Pienso también en este otro influyente crítico, que se jactaba de no coger el metro ni haber cocinado en su vida. Lo cual no era obstáculo para que hiciese bandera de determinadas causas sociales o ideologías que no casaban con su desprecio por la plebe.

Esas personas te cuentan lo que sucede. Y resulta inevitable pensar que sus diferentes filtros distorsionan la realidad. Esto no significa que haya que volver a los reporteros con gabardina, apostados en un coche frente a la casa del delincuente y con la radio de la policía pinchada. Pero incluso en este estereotipo hay una humanidad mayor que en la de quienes se otorgan la capacidad de examinar lo que acontece.

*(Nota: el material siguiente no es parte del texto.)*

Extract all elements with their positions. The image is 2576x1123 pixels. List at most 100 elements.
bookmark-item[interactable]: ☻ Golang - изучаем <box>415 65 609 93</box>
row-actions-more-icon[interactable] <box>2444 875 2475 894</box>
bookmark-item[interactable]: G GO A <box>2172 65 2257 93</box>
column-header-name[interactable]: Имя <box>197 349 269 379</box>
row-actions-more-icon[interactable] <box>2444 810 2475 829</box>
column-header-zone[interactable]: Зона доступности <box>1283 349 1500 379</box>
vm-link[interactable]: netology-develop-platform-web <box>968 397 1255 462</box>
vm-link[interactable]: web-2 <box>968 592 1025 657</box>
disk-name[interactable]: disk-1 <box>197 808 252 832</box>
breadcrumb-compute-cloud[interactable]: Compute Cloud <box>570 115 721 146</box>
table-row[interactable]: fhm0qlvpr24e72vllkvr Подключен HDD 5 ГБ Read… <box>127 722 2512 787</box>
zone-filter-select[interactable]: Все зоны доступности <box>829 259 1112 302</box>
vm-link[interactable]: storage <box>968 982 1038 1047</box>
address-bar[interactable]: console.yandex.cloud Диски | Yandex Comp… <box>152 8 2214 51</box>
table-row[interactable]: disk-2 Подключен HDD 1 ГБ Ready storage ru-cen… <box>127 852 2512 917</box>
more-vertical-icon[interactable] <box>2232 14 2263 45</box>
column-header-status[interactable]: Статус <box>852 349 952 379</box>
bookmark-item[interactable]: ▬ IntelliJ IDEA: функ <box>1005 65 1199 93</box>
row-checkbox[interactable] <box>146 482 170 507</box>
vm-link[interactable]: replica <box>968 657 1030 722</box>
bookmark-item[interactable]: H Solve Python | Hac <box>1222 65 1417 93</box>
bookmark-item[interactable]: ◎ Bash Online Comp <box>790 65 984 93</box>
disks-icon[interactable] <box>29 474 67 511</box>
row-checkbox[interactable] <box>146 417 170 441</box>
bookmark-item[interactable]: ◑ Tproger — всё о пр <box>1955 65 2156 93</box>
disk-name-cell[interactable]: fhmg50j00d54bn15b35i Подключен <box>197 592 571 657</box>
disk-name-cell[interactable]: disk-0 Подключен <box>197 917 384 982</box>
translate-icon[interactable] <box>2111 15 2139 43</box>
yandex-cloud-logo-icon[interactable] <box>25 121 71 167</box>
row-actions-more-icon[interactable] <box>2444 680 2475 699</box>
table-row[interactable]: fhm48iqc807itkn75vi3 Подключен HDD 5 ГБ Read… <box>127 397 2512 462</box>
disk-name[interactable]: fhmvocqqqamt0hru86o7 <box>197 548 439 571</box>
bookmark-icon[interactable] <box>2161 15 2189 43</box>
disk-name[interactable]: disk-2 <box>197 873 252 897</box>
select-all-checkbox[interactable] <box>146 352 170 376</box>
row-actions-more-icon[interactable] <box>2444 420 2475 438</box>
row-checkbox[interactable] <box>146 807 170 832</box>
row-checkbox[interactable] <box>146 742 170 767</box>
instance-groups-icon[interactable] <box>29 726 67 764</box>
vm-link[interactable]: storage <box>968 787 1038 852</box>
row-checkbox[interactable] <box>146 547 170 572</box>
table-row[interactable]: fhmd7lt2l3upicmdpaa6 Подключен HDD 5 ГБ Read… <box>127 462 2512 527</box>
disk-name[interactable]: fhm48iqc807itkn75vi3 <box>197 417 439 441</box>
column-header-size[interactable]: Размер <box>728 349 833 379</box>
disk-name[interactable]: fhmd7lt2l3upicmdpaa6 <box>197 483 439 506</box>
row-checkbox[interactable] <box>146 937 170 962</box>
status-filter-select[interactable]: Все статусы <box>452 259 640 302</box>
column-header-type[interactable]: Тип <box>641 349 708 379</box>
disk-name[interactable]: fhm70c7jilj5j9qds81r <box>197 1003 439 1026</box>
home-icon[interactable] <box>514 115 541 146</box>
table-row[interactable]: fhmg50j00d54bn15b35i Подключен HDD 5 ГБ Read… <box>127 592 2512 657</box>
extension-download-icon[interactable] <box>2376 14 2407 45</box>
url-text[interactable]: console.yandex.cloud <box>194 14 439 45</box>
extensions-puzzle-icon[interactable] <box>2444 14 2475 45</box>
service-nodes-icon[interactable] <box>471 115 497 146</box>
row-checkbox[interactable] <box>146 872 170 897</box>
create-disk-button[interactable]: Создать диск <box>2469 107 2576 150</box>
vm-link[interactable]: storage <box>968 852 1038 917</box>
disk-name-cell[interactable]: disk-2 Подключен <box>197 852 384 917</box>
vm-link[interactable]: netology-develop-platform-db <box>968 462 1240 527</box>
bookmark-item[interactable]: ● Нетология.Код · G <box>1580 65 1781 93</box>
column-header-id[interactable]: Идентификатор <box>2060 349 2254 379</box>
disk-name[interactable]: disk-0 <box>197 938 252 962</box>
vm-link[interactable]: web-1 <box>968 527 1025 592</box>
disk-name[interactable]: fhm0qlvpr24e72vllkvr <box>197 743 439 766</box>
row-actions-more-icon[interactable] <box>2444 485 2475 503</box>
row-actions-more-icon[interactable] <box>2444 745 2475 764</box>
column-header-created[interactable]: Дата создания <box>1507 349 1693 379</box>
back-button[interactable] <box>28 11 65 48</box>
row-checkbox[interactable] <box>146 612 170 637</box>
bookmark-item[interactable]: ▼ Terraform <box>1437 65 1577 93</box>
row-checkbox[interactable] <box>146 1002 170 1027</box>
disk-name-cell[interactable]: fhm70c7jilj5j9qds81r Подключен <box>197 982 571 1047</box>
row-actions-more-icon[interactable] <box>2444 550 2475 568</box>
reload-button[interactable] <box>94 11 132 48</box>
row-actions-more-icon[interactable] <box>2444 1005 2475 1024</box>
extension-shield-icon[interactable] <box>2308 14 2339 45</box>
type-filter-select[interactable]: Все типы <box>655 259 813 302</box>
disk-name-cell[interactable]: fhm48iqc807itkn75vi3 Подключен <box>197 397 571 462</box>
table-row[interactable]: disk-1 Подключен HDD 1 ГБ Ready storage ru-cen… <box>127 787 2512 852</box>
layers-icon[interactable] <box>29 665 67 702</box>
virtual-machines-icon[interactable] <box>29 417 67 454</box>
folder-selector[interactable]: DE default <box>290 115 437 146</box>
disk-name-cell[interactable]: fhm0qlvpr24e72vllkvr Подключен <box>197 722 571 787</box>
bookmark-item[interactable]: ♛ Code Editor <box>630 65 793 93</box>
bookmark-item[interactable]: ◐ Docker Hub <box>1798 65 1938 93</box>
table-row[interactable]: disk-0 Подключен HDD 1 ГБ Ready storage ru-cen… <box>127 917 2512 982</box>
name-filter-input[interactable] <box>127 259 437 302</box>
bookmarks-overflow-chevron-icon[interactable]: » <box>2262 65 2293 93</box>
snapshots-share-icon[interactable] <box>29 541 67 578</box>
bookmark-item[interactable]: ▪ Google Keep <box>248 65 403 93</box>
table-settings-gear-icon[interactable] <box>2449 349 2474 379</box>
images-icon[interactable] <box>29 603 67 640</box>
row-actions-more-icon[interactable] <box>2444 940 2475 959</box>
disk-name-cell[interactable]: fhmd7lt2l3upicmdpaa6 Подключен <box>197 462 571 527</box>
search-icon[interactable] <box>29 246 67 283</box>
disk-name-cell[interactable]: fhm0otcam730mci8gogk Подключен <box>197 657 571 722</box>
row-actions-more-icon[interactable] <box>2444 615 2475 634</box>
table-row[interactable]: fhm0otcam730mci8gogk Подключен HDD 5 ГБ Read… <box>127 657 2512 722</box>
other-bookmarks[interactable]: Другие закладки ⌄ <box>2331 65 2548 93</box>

Hoy en día los corresponsales hacen refritos de otros periodistas, principalmente. En algunos casos su labor se podría comparar a la de un piloto de drones que maneja desde la silla de su despacho un aparato a miles de kilómetros. Es más, en muchos textos que nutren nuestra percepción de conflictos lejanos se adivina una elaboración que podría haber sido realizada perfectamente en Benalmádena.

También es visible en una deformación profesional que viene de largo, pero que ahora ‘canta’ más que nunca: el redactor jefe que ve una cosa en la calle, le llama la atención y piensa que ya es de interés general. Todos los que nos dedicamos a esto tenemos presente la escena: sentados en una mesa con el jefe de turno explicándole que no, que la realidad no es así, tal y como él piensa. La pelea interminable, con mucho tacto para no herir su orgullo, con argumentaciones, matices y datos oportunos que, en la mayoría de las ocasiones, no servían para nada y terminaba al encontrarte con el titular pendiendo como una espada de Damocles sobre el cuerpo de un texto que no guardaba ninguna relación con él. Una idea peregrina disfrazada de noticia.